Small business POS systems have already experienced targeted malware attacks. But Christopher Budd, global threat communications manager at security firm Trend Micro, sees the POS malware threat growing more pronounced in 2016.

"We've already seen it migrate to very interesting areas like pay terminals for parking lots," he says. Similar to any other security attack, hackers go after big targets first, but when those are no longer viable—because security software and improved protocols slam the doors shut—thieves turn to the smaller businesses. "Now that the big targets have been exhausted, the attackers are going after smaller POS services," says Budd.

Strand points to the "continued use of unsupported POS operating systems" as a security concern that's spreading like wildfire. He names Windows XP as a prime example; many small businesses still rely on it even though Microsoft stopped supporting the OS back in April 2014.

Outdated operating systems don't receive support through security patches and other upgrades. "We're still discovering serious security gaps and vulnerabilities in these systems," Strand says. Hackers look for the low-hanging fruit, and those known small business POS vulnerabilities make a tantalizing target.
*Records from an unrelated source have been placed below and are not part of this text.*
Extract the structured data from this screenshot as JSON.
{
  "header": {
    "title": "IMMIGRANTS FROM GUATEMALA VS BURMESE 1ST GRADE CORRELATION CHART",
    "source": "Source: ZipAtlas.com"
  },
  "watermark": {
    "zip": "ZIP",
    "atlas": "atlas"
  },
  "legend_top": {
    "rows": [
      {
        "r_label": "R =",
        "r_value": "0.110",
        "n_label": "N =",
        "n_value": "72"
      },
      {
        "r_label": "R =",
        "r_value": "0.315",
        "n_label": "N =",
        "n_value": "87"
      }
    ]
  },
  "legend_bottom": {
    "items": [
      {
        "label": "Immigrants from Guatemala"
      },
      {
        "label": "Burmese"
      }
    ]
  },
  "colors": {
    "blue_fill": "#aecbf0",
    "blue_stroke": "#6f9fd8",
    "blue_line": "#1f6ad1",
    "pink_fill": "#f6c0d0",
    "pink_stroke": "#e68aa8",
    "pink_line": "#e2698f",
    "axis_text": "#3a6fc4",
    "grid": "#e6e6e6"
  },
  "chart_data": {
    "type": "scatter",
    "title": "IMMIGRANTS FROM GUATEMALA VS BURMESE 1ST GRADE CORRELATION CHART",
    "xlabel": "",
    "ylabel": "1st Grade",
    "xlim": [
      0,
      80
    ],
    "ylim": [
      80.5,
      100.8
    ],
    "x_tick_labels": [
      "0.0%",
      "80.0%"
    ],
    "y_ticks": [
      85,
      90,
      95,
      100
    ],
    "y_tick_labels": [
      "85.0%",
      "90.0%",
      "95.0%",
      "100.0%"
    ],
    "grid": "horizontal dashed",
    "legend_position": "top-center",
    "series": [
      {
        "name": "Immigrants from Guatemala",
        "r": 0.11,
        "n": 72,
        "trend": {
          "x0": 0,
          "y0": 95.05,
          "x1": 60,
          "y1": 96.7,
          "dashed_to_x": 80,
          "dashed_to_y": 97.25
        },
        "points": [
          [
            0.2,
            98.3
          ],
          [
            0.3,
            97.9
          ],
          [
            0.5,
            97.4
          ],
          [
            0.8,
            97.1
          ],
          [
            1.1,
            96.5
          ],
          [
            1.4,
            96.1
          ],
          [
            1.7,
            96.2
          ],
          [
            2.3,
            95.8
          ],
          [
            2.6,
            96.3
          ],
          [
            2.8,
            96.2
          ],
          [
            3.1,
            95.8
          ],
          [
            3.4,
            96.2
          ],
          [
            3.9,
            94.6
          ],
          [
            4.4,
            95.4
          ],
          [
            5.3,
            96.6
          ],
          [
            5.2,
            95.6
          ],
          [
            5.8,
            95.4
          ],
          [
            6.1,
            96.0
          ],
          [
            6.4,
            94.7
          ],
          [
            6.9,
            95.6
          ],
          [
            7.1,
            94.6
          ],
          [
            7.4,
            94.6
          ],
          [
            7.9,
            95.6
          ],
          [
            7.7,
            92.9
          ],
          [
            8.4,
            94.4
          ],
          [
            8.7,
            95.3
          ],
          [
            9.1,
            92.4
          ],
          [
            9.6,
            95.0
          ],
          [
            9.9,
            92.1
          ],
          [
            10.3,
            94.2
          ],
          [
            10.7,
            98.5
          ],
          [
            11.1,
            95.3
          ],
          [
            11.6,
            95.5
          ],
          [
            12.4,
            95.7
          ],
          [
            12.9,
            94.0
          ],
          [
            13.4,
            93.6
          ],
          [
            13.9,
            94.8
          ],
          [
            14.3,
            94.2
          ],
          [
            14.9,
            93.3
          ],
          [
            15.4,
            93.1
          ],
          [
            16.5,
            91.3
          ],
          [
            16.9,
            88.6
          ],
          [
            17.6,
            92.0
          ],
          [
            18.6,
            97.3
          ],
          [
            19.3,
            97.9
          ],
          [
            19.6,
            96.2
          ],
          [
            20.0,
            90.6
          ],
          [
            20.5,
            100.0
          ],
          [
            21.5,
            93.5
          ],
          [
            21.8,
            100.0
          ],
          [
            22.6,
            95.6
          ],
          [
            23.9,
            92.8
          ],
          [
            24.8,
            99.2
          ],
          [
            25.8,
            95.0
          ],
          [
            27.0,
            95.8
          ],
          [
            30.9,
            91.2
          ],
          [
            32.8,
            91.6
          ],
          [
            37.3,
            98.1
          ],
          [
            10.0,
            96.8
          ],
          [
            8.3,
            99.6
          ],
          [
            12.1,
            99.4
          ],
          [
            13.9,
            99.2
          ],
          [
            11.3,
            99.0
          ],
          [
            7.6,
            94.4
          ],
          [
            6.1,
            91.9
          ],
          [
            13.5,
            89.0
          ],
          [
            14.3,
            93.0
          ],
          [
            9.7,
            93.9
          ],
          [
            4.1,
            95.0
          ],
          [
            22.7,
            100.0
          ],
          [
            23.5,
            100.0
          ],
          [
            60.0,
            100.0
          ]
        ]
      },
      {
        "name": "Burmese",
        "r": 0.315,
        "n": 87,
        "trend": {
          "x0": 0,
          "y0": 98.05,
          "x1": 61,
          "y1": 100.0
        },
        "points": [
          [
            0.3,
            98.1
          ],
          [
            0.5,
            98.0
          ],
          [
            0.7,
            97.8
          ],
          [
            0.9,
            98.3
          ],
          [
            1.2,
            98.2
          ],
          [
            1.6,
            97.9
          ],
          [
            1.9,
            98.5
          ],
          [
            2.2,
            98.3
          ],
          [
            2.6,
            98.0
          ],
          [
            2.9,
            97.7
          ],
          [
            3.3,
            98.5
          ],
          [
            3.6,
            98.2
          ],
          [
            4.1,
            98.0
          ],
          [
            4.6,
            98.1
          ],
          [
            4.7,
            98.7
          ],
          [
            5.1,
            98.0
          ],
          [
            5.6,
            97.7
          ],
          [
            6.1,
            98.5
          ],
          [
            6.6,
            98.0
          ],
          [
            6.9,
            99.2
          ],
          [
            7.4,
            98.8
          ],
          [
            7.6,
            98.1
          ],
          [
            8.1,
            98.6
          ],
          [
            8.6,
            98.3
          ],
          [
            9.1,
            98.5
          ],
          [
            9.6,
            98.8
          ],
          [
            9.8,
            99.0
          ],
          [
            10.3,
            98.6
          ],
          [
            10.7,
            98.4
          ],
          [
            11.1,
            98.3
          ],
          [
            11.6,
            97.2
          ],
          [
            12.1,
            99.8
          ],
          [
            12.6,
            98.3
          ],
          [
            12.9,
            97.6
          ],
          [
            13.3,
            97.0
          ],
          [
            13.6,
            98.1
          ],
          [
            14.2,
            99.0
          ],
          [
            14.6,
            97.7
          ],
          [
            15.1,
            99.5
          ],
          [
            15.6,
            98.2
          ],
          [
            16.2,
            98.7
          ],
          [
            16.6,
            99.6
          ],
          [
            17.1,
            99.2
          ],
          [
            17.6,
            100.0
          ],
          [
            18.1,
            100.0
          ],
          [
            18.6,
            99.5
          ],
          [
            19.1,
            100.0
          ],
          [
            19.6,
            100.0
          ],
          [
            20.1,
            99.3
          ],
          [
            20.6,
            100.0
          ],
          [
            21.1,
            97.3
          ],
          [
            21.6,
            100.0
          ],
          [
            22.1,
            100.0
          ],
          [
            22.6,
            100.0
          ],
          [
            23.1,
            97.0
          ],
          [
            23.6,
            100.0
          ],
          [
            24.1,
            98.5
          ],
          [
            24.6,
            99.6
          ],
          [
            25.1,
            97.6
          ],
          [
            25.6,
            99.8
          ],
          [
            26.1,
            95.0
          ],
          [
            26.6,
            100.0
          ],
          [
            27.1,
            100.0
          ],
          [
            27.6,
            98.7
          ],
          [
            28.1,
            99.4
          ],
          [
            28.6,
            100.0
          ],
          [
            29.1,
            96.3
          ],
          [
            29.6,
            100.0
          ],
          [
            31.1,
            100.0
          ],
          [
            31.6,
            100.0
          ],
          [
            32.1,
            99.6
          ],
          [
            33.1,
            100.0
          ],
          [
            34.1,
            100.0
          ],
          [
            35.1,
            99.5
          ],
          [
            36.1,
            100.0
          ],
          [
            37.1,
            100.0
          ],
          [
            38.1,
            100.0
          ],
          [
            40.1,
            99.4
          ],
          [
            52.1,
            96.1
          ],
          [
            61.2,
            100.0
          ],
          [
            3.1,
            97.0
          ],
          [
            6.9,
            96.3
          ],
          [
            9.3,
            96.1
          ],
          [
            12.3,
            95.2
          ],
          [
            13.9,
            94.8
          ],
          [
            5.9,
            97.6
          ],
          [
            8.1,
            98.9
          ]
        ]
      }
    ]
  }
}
Internet of Things Creates New Security Concerns

The Internet of Things (IoT) continues its march into the world of small business. Anscombe envisions it growing in ways we haven't even grasped yet, adding that from coffee machines to light bulbs, it seems nearly everything is connected these days.

"An eco-friendly business might, for example, buy light bulbs it can turn off through Wi-Fi," he explains. Each of those connections can potentially create an unauthorized entry point into the network. As small firms add greater numbers of connected things in 2016, Anscombe says, "They broaden the attack surface." That translates into increased risk unless companies institute better security measures for connected devices.

Julie Knudson is a freelance writer whose articles have appeared in technology magazines including BizTech, Processor, and For The Record. She has covered technology issues for publications in other industries, from food service to insurance, and she also writes a recurring column in Integrated Systems Contractor magazine.